In vastorbit, the train_test_split() method uses a random number generator to assign each row to either the training or the testing set, ensuring that the two sets never overlap.

from vastorbit.datasets import load_titanic

titanic = load_titanic()
# LinearRegression is ``scikit-learn`` backed and rejects NaN, so we drop rows
# with missing values in the columns we model on before splitting.
titanic = titanic.dropna(columns = ["age", "fare", "survived"])
train, test = titanic.train_test_split()
titanic.shape()
train.shape()
test.shape()

Because the split is driven by a random assignment, it depends on the order in which the rows are processed. If your data isn’t sorted by a unique (or near-unique) feature, the same row could end up in a different set from one run to the next. To make the split consistent and reproducible, pass the order_by parameter so the rows are processed in a deterministic order.

train, test = titanic.train_test_split(order_by = {"fare": "asc"})

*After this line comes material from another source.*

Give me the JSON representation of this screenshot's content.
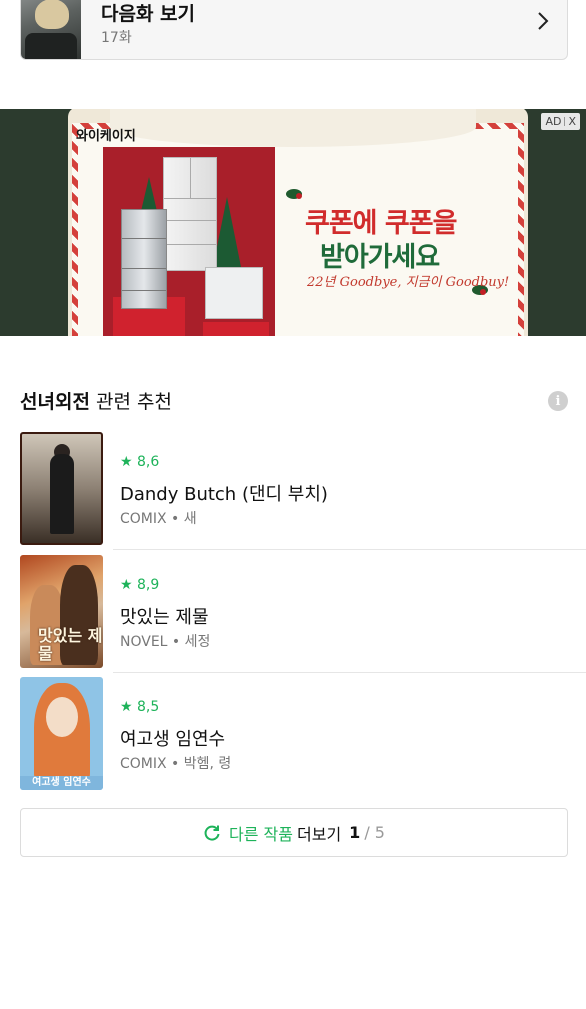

Even if fare has duplicates, ordering the data this way drastically decreases the likelihood of a collision.

Let’s create a model and evaluate it.

from vastorbit.machine_learning.vast import LinearRegression

model = LinearRegression()

When fitting the model with the fit() method, you can use the parameter test_relation to score your data on a specific relation.

model.fit(
    train,
    ["age", "fare"],
    "survived",
    test,
)
model.report()
value
explained_variance0.06834558226202614
max_error0.8148086579154292
median_absolute_error0.41007540688564303
mean_absolute_error0.4532428335681724
mean_squared_error0.28173659962403746
root_mean_squared_error0.4724297906777503
r20.06775762580934841
r2_adj0.06230591601875979
aic-430.9168603498986
bic-419.5093942542298

All model evaluation abstractions will now use the test relation for the scoring. After that, you can evaluate the efficiency of your model.